Now, we can read the vehicle data from the flat file and push it to the MongoDB database:
val fs = FileSystems.getDefault
def init() = {
FileTailSource.lines(
path = fs.getPath(filePath),
maxLineSize = 8192,
pollingInterval = 100.millis
).map(s => {
val v = s.split(",")
VehicleData(v(0).toLong, GPSLocation(v(1).toDouble, v(2).toDouble))
}).runWith{
MongoSink.insertOne(vehicleCollection)
}
}
In the above code, the FileTailSource will continuously read the data from the flat-file. The Alpakka connector will look for new changes to the file at regular time intervals that we’ve specified as pollingInterval.
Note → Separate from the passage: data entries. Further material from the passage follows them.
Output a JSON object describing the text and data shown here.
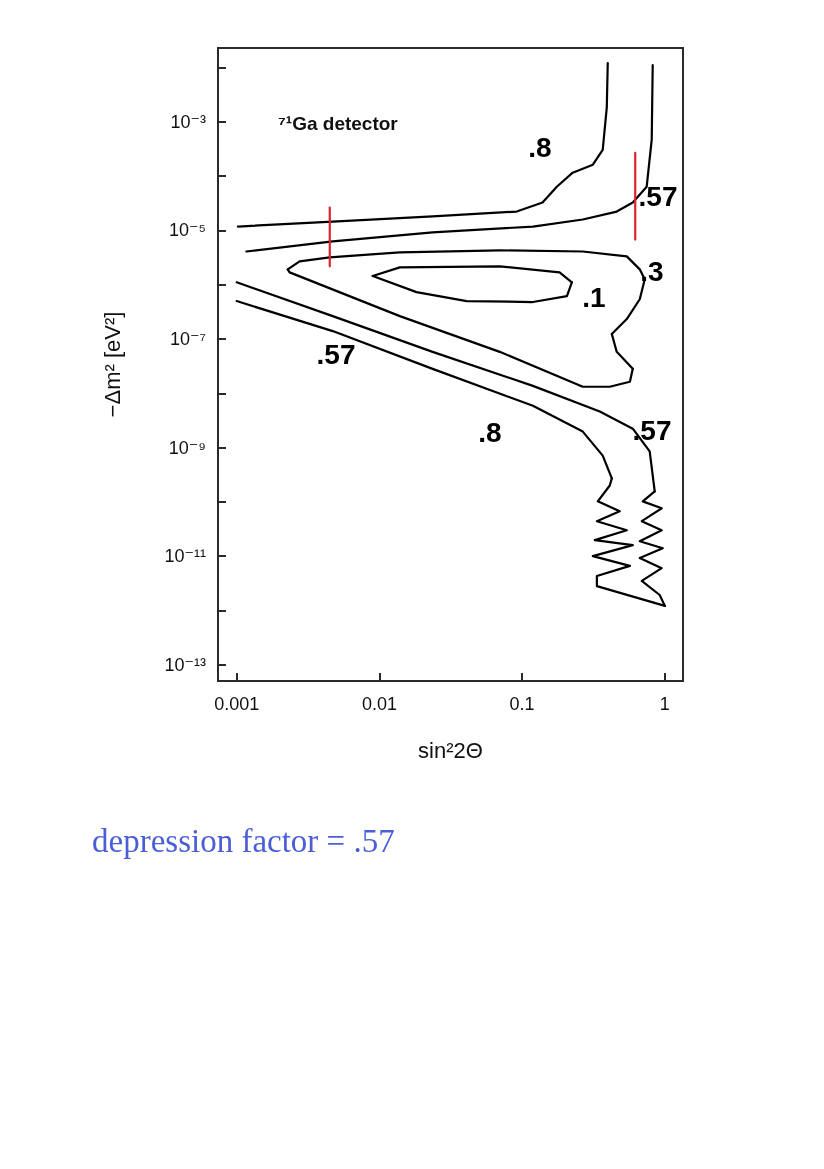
{
  "chart_data": {
    "type": "line",
    "log": "xy",
    "xlabel": "sin²2Θ",
    "ylabel": "−Δm² [eV²]",
    "xlim": [
      0.00074,
      1.34
    ],
    "xticks": [
      0.001,
      0.01,
      0.1,
      1
    ],
    "ylim": [
      5e-14,
      0.023
    ],
    "yticks": [
      {
        "value": 0.01,
        "label": null
      },
      {
        "value": 0.001,
        "label": "10⁻³"
      },
      {
        "value": 0.0001,
        "label": null
      },
      {
        "value": 1e-05,
        "label": "10⁻⁵"
      },
      {
        "value": 1e-06,
        "label": null
      },
      {
        "value": 1e-07,
        "label": "10⁻⁷"
      },
      {
        "value": 1e-08,
        "label": null
      },
      {
        "value": 1e-09,
        "label": "10⁻⁹"
      },
      {
        "value": 1e-10,
        "label": null
      },
      {
        "value": 1e-11,
        "label": "10⁻¹¹"
      },
      {
        "value": 1e-12,
        "label": null
      },
      {
        "value": 1e-13,
        "label": "10⁻¹³"
      }
    ],
    "series": [
      {
        "color": "#000000",
        "x": [
          0.00102,
          0.00471,
          0.0236,
          0.0916,
          0.139,
          0.175,
          0.226,
          0.313,
          0.367,
          0.392,
          0.398
        ],
        "values": [
          1.18e-05,
          1.46e-05,
          1.81e-05,
          2.23e-05,
          3.27e-05,
          6.4e-05,
          0.000116,
          0.000163,
          0.000306,
          0.00188,
          0.0121
        ]
      },
      {
        "color": "#000000",
        "x": [
          0.00117,
          0.00471,
          0.0236,
          0.119,
          0.266,
          0.46,
          0.596,
          0.746,
          0.809,
          0.822
        ],
        "values": [
          4.1e-06,
          6.3e-06,
          9.2e-06,
          1.18e-05,
          1.59e-05,
          2.23e-05,
          3.27e-05,
          6.4e-05,
          0.00047,
          0.0111
        ]
      },
      {
        "color": "#000000",
        "x": [
          0.00228,
          0.00276,
          0.00449,
          0.0139,
          0.0697,
          0.266,
          0.541,
          0.667,
          0.723
        ],
        "values": [
          1.92e-06,
          2.7e-06,
          3.2e-06,
          3.95e-06,
          4.3e-06,
          4.1e-06,
          3.33e-06,
          1.92e-06,
          1.26e-06
        ]
      },
      {
        "color": "#000000",
        "x": [
          0.425,
          0.541,
          0.667,
          0.723
        ],
        "values": [
          1.24e-07,
          2.33e-07,
          5.4e-07,
          1.26e-06
        ]
      },
      {
        "color": "#000000",
        "x": [
          0.425,
          0.46,
          0.596
        ],
        "values": [
          1.24e-07,
          5.8e-08,
          2.82e-08
        ]
      },
      {
        "color": "#000000",
        "x": [
          0.00228,
          0.00235,
          0.0139,
          0.0697,
          0.266,
          0.411,
          0.569,
          0.596
        ],
        "values": [
          1.92e-06,
          1.69e-06,
          2.64e-07,
          5.8e-08,
          1.32e-08,
          1.32e-08,
          1.63e-08,
          2.82e-08
        ]
      },
      {
        "color": "#000000",
        "x": [
          0.00898,
          0.0139,
          0.0697,
          0.183,
          0.223
        ],
        "values": [
          1.45e-06,
          2.09e-06,
          2.18e-06,
          1.69e-06,
          1.11e-06
        ]
      },
      {
        "color": "#000000",
        "x": [
          0.00898,
          0.0182,
          0.0409,
          0.119,
          0.206,
          0.223
        ],
        "values": [
          1.45e-06,
          7.3e-07,
          5e-07,
          4.8e-07,
          6.15e-07,
          1.11e-06
        ]
      },
      {
        "color": "#000000",
        "x": [
          0.001,
          0.00471,
          0.0236,
          0.119,
          0.35,
          0.596,
          0.783,
          0.849
        ],
        "values": [
          1.11e-06,
          2.64e-07,
          5.8e-08,
          1.37e-08,
          4.6e-09,
          2.23e-09,
          8.5e-10,
          1.56e-10
        ]
      },
      {
        "color": "#000000",
        "x": [
          0.849,
          0.7,
          0.95,
          0.689,
          0.95,
          0.667,
          0.966,
          0.667,
          0.95,
          0.689,
          0.92,
          1.0
        ],
        "values": [
          1.56e-10,
          1.02e-10,
          7.6e-11,
          4.4e-11,
          3e-11,
          1.88e-11,
          1.4e-11,
          9.2e-12,
          6e-12,
          3.5e-12,
          1.92e-12,
          1.21e-12
        ]
      },
      {
        "color": "#000000",
        "x": [
          0.001,
          0.00471,
          0.0236,
          0.119,
          0.266,
          0.367,
          0.425
        ],
        "values": [
          5e-07,
          1.4e-07,
          2.82e-08,
          5.9e-09,
          1.97e-09,
          7.1e-10,
          2.7e-10
        ]
      },
      {
        "color": "#000000",
        "x": [
          0.425,
          0.411,
          0.339,
          0.483,
          0.334,
          0.541,
          0.323,
          0.596,
          0.313,
          0.569,
          0.334,
          0.334,
          1.0
        ],
        "values": [
          2.7e-10,
          2e-10,
          1.02e-10,
          6.7e-11,
          4.4e-11,
          3e-11,
          1.97e-11,
          1.59e-11,
          1e-11,
          6.6e-12,
          4.3e-12,
          2.8e-12,
          1.21e-12
        ]
      },
      {
        "color": "#d9232e",
        "x": [
          0.00449,
          0.00449
        ],
        "values": [
          2.64e-05,
          2.18e-06
        ]
      },
      {
        "color": "#d9232e",
        "x": [
          0.62,
          0.62
        ],
        "values": [
          0.00027,
          6.8e-06
        ]
      }
    ],
    "annotations": [
      "⁷¹Ga detector",
      "depression factor = .57",
      ".8",
      ".57",
      ".3",
      ".1",
      ".57",
      ".8",
      ".57"
    ]
  }
}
maxLineSize is the maximum allowed size of the line as a ByteString. The stream will fail if the size of the line exceeds maxLineSize.
Akka Streams flow will convert this flat file data into instances of the VehicleData case class. Then, the MongoSink will take this VehicleData and insert it into MongoDB.
With only ten lines of code, we’re able to build a stream-based integration pipeline using Alpakka.
6. Other Alpakka Sources and Sinks
In the previous example, we’ve used a FileTailSource. Additionally, we can use any other sources to read data without making any changes to the Flow and the Sink.
Let’s say we want to create a simple Akka stream Source from a List:
val simpleSource = Source(List(
"1, 70.23857, 16.239987",
"1, 70.876, 16.188",
"2, 17.87, 77.71443",
"3, 55.7712, 16.9088"
))
Now, we’ll replace the FileTailSource with the above simpleSource, keeping all other code the same:
simpleSource.map(s => {...}).runWith{...}
Similarly, we can use any other sources or sinks, depending on our requirements.
7. Streaming and Back-Pressure
As mentioned in the previous sections, Alpakka is designed to support streaming operations. Since Alpakka is built on top of Akka Streams, all the concepts of Akka Streams are supported. One of the most important features is back-pressure.
In our previous example, the MongoSink will send a demand request to the upstream Flow that it can accept new messages. The flow will then send the demand to its upstream, FileTailSource. This FileTailSource will then read the content from the file and push to the flow and then to the MongoSink.
If the MongoDB operation is taking more time, then the sink won’t send the demand back, which in turn reduces the speed at which the rows are read from the file. This way, large files can be processed without causing much overhead.
8. Conclusion
In this article, we looked at Alpakka and saw how we can use it to build robust integration pipelines.
As always, the code samples used in this article are available over on GitHub.